Trading in First American Corp., a large title insurer on the NYSE since Oct. 1, 2010.

The same day USA Today reported: “Old Republic National Title Insurance, among the nation’s largest title insurance companies, will no longer write new policies for homes foreclosed upon by J.P. Morgan Chase and Ally Financial’s GMAC Mortgage unit —- a sign that concerns about faulty foreclosure paperwork could now endanger new sales of foreclosed homes.”

An Electronic Meltdown: Mortgage Electronics Registration System, Inc

Now another character enters the picture to amplify the complexities and tension to extraordinary, even sinister proportions.  Meet MERS.

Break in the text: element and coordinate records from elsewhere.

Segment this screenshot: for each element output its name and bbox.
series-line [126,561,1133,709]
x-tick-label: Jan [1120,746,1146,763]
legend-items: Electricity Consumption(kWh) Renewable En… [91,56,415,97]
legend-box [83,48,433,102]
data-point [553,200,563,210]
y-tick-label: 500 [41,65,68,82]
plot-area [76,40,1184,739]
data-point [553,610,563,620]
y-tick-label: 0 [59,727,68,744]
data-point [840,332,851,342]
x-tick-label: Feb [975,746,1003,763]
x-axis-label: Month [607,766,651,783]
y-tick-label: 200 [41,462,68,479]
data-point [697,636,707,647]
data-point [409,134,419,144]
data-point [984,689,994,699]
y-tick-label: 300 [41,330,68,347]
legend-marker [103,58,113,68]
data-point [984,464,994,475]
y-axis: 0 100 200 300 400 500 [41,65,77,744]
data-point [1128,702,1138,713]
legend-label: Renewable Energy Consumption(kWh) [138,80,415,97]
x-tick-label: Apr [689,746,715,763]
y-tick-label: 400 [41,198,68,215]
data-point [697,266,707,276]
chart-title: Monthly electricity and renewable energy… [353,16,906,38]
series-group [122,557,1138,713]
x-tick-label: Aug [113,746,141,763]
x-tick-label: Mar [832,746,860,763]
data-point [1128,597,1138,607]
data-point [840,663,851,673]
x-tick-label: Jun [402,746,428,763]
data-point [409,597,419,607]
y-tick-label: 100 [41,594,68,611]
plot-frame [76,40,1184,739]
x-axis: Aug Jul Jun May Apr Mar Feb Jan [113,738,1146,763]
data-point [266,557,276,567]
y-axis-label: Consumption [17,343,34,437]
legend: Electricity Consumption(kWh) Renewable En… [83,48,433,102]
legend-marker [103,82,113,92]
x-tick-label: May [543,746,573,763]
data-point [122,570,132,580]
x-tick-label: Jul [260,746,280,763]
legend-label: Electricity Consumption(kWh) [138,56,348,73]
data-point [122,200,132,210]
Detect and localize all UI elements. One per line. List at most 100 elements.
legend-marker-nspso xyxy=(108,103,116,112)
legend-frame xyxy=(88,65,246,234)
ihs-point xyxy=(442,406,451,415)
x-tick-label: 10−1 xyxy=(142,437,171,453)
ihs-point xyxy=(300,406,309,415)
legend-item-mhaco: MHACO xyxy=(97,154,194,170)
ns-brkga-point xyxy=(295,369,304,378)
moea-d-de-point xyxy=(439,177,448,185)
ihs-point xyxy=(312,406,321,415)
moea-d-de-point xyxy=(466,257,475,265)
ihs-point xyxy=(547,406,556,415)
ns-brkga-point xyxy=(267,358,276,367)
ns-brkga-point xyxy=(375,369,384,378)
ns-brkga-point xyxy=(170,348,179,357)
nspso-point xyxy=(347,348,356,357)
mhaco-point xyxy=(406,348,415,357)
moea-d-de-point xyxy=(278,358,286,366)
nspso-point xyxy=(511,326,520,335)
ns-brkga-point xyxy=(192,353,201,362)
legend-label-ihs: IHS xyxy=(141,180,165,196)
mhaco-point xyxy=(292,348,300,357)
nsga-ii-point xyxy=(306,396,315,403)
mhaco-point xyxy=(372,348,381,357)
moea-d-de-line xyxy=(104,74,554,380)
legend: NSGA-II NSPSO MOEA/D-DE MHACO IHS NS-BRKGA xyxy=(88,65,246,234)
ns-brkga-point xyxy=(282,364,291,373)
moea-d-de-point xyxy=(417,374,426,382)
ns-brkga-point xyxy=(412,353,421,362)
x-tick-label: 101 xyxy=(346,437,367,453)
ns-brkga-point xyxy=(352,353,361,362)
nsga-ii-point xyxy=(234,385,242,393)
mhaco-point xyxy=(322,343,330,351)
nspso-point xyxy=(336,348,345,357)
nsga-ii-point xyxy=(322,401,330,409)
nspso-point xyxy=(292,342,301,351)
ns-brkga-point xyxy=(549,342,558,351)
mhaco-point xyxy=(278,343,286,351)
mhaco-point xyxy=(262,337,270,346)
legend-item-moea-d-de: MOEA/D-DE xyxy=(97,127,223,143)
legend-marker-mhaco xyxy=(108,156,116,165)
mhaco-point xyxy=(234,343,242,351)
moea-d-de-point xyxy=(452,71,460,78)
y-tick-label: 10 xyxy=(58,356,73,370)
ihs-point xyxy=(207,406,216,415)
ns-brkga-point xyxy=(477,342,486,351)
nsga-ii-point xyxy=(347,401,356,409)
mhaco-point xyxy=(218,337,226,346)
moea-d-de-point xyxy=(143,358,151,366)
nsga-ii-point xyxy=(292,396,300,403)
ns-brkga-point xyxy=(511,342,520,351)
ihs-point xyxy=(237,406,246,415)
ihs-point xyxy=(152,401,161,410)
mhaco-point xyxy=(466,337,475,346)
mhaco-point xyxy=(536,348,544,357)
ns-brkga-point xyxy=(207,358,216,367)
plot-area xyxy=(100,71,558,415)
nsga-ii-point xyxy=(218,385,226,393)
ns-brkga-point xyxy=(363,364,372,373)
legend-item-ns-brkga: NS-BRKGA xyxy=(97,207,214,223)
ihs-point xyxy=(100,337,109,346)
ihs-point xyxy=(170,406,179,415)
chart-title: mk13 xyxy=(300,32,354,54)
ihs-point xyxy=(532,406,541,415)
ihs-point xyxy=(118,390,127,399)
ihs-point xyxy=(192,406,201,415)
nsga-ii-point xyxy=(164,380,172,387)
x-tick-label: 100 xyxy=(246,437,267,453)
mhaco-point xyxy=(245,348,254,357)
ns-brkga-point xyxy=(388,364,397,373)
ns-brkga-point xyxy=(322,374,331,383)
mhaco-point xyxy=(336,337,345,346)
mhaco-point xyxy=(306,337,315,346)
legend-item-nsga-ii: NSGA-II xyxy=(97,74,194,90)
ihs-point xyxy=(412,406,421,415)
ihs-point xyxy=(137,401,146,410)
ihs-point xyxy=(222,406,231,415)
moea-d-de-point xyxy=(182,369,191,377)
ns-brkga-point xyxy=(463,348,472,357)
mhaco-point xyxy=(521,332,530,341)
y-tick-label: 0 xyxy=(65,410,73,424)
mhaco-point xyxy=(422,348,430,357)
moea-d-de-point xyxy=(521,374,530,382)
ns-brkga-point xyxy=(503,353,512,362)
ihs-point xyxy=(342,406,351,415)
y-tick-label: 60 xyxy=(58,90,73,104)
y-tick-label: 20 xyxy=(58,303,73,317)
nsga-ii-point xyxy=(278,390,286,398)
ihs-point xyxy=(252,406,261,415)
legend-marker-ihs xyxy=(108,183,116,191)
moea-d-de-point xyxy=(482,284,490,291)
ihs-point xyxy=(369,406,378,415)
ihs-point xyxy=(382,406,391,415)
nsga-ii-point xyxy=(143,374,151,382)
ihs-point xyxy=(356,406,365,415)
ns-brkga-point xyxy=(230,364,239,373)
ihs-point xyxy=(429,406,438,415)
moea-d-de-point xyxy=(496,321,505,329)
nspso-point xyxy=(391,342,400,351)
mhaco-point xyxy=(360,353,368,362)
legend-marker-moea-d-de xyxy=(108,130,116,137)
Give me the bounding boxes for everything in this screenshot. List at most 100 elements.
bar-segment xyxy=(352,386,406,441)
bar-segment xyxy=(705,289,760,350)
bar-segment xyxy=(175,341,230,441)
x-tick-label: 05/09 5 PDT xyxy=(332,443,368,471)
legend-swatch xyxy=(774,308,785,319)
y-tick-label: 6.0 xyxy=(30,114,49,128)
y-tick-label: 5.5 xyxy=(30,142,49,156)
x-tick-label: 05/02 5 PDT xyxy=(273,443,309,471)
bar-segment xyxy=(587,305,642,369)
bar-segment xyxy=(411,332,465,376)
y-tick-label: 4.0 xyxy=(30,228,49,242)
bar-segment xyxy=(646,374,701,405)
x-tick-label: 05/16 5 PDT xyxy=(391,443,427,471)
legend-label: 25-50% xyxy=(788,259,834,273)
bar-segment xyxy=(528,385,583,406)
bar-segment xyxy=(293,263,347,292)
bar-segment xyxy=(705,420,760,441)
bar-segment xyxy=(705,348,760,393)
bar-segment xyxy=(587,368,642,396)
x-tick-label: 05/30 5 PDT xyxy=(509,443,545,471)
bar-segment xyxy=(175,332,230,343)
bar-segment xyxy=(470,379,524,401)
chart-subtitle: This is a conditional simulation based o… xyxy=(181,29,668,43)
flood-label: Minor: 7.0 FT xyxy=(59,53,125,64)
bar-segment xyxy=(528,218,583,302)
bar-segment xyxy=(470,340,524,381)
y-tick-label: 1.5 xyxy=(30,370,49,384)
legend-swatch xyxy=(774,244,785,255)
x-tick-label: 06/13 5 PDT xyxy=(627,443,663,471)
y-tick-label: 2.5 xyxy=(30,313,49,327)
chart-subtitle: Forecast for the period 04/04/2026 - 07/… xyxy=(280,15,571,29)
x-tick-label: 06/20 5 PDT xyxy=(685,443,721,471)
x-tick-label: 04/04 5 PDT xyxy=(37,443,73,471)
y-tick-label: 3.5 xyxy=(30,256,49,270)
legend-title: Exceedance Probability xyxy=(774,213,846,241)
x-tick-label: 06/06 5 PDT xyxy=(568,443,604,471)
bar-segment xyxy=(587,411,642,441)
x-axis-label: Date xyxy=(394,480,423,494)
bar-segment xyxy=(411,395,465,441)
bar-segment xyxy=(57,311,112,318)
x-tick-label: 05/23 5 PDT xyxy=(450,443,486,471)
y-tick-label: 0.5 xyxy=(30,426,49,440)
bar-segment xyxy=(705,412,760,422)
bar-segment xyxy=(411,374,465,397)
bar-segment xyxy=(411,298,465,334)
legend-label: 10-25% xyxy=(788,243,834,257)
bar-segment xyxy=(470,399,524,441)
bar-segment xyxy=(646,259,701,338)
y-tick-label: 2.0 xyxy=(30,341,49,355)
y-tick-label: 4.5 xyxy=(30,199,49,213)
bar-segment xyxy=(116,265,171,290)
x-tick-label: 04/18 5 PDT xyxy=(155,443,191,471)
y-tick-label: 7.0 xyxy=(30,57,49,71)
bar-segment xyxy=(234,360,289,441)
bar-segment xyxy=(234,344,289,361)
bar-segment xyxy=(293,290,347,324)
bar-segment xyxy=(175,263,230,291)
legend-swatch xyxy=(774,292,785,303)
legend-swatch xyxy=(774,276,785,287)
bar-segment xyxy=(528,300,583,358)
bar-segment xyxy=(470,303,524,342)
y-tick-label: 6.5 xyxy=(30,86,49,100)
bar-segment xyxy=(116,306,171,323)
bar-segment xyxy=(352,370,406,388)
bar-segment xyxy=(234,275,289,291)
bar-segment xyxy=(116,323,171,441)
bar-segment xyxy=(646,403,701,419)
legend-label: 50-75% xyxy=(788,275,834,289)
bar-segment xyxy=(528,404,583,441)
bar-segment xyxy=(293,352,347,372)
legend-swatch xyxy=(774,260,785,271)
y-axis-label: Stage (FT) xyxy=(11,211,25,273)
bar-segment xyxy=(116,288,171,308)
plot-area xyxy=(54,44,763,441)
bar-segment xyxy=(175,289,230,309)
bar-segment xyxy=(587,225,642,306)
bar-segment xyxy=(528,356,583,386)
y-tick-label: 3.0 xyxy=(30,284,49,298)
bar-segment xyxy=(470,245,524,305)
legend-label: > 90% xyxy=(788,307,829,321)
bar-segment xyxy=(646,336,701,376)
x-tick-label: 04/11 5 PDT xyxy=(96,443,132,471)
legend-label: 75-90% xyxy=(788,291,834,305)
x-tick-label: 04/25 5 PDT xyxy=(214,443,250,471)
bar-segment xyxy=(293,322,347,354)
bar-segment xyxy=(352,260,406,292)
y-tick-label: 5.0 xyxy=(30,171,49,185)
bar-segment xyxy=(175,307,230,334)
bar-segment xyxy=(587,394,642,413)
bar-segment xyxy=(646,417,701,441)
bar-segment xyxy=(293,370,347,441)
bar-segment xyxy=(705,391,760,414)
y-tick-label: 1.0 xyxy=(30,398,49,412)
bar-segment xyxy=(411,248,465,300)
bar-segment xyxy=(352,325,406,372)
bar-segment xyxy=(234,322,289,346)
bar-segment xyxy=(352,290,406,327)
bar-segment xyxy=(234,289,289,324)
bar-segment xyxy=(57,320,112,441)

In 1999 some of the largest mortgage lenders including Wells Fargo, Countrywide and Bank of America formed the Mortgage Electronic Registration System, Inc. (“MERS”) to satisfy the rating agencies’ demand that the security interest in mortgages be held by a “bankruptcy remote” entity, a straw man. MERS has no employees, pays no salaries and is essentially a database. Where mortgage holders once manually registered their interest with the clerk of the county courts, MERS digitized mortgages and, by recording their position as “holder” of the mortgage, frequent sales of notes and mortgages could occur without registering those transactions or paying to local governments the associated fees. In class action lawsuits filed in the past days plaintiffs charge that MERS methods were intended to avoid disclosure and mislead both consumers and local governments in violation of the law. More than 50% of all U.S. mortgages are registered in the name of MERS and more than 90% of all mortgages originated since 2005 are in the name of MERS.

Recent Legal Decisions, Evidence of Financial Disaster on the Horizon

In recent decisions in California [xvii], Kansas, New York and Ohio, courts have ruled that MERS lacks standing to foreclose. MERS has no assets, no income and no participation in the mortgage transaction therefore, say the courts, no right to force foreclosure. Approximately 62 million US homes may be foreclosure proof.

This week class action suits were filed in Kentucky and Florida against 15 defendants including MERS, lenders, loan servicers and the law firms that acted on their behalf in foreclosure actions.[xviii] More such lawsuits are expected.

Where To From Here?

With so many things going wrong for lenders can the problems reach the point that the AAA securities widely distributed during the boom years go bust? Such an outcome is more likely now than ever before. Charges of rampant fraud are causing foreclosures to grind to a halt. Displaced homeowners could reverse the process as ousted investors pursue title insurers. The consequences for the residential real estate market could be dire.  While seemingly expedient at the time, the use of MERS in 90% of mortgages in the past five years could result in lenders left without the ability to seize properties in loan defaults. The potential for losses in CDOs could translate into problems for holders of securities with questionable value including banks, insurers and retirement funds.

The roots of the Great Recession trace back to the sub-prime mortgage crisis in the U.S. Facing us now is the prospect that the worst is still yet to come.